Does anyone know if you can fish along the original strecth of the C&O canel in georgetown behind "The Shops ofGeorgetown" I don't want to keep any fish but i spotted some carp in there that had to be pushing 10 to 14lbs. Its the section between Wisconsin and 33rd and there's a dirt path for walking and riding bikes right next to it. I wanna go in there and hook a 10lb+ carp on my fly rod. Thanks in advance.


----------



## elhazzja (Dec 14, 2004)

i have seen people fishing their.... This was last summer.....


----------



## TunaFish (Aug 16, 2001)

Years ago, I saw a dude fished there and caught some big cats. You can clearly see some big fishes in there. I wonder about fishing licenses though, but then I doubt DNR will hang out in tourist area looking for poachers.


----------



## Huntsman (Mar 6, 2003)

*License*

DC requires you to have a license to fish any waters there.... You can get a license @ any tackle shop I believe or there is a hardware store on 8th or 6th and Hst N.E. easily accessible.
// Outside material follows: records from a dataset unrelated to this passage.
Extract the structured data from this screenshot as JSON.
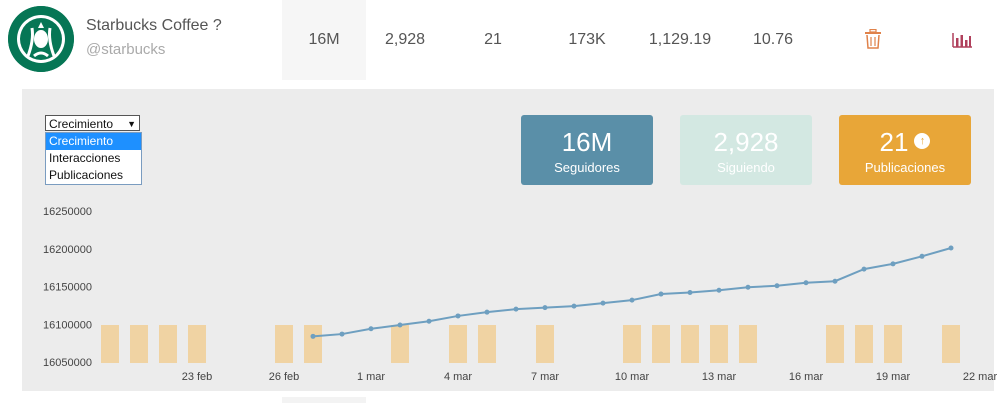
{
  "account": {
    "name": "Starbucks Coffee ?",
    "handle": "@starbucks"
  },
  "row_stats": [
    "16M",
    "2,928",
    "21",
    "173K",
    "1,129.19",
    "10.76"
  ],
  "icons": {
    "delete": "trash-icon",
    "stats": "bar-chart-icon",
    "publish": "arrow-up-circle-icon"
  },
  "metric_select": {
    "value": "Crecimiento",
    "options": [
      "Crecimiento",
      "Interacciones",
      "Publicaciones"
    ]
  },
  "cards": {
    "followers": {
      "value": "16M",
      "label": "Seguidores"
    },
    "following": {
      "value": "2,928",
      "label": "Siguiendo"
    },
    "posts": {
      "value": "21",
      "label": "Publicaciones"
    }
  },
  "colors": {
    "line": "#6e9fc0",
    "bars": "#f0d3a3",
    "card_followers": "#5a8fa8",
    "card_following": "#d3e8e2",
    "card_posts": "#e8a638",
    "delete_icon": "#e0824a",
    "stats_icon": "#b0405c"
  },
  "chart_data": {
    "type": "line",
    "ylim": [
      16050000,
      16250000
    ],
    "yticks": [
      "16250000",
      "16200000",
      "16150000",
      "16100000",
      "16050000"
    ],
    "xticks": [
      "23 feb",
      "26 feb",
      "1 mar",
      "4 mar",
      "7 mar",
      "10 mar",
      "13 mar",
      "16 mar",
      "19 mar",
      "22 mar"
    ],
    "series": [
      {
        "x": [
          "28 feb",
          "1 mar",
          "2 mar",
          "3 mar",
          "4 mar",
          "5 mar",
          "6 mar",
          "7 mar",
          "8 mar",
          "9 mar",
          "10 mar",
          "11 mar",
          "12 mar",
          "13 mar",
          "14 mar",
          "15 mar",
          "16 mar",
          "17 mar",
          "18 mar",
          "19 mar",
          "20 mar",
          "21 mar",
          "22 mar"
        ],
        "values": [
          16084000,
          16087000,
          16094000,
          16099000,
          16104000,
          16111000,
          16116000,
          16120000,
          16122000,
          16124000,
          16128000,
          16132000,
          16140000,
          16142000,
          16145000,
          16149000,
          16151000,
          16155000,
          16157000,
          16173000,
          16180000,
          16190000,
          16201000
        ]
      }
    ],
    "bars": {
      "x": [
        "21 feb",
        "22 feb",
        "23 feb",
        "24 feb",
        "27 feb",
        "28 feb",
        "3 mar",
        "5 mar",
        "6 mar",
        "8 mar",
        "11 mar",
        "12 mar",
        "13 mar",
        "14 mar",
        "15 mar",
        "18 mar",
        "19 mar",
        "20 mar",
        "22 mar"
      ]
    }
  }
}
Take North Capitol to Hst and make a right. Follow until you get to Murry's about 2more blocks on your left you'll see the hardware store.. usually has fishing gear in the window along w/ rakes, shovels, hoes - not the buying type...LOL.. j/k.


----------



## Andre (Mar 15, 2003)

*You just need*

A D.C. licenses that's all 
BTW there alot of monster carps in the canal from g-town to fletchers boat house...Let us now how you make out


----------



## Fishbreath (Nov 11, 2004)

Like Andre said, ton of carp there. Instead of driving all over creation, just go up Canal Road to Fletchers Boat house and get your license there.


----------



## captmikestarrett (Apr 28, 2004)

*Offbeat Angler*

You should read the Offbeat Angler by Sebastian O Kelly (Tissy Furnes) and se how to use a mulberry fly for giant golden buffalo. They will take flies well. Early season the mulberry fly is the best and later a muddler minnow or a giant ant will work very well. Try it and you will like it. But beware they are like bonefish and get very selective and skiddish. But once hooked they will fight you very hard.. Good Luck.

Capt Mike


----------



## Fishbreath (Nov 11, 2004)

Way too late in the season for Mulberries but the good Capt. makes an excellent point. When I was a kid, I used to ride my bike up the towpath on the C&O Canal looking for overhanging Mulberry trees. Once found, I'd wait till the berries ripened and use light line along with a really small double or treble hook with one hook snipped off. Then I'd add a couple of mulberries on it covering the small hooks and drop it into the water *without any weight at all*. That is key!! Almost as soon as the mulberries hit the water, a big old carp would _*sluuuurp*_ it in and then we were off to the races....


----------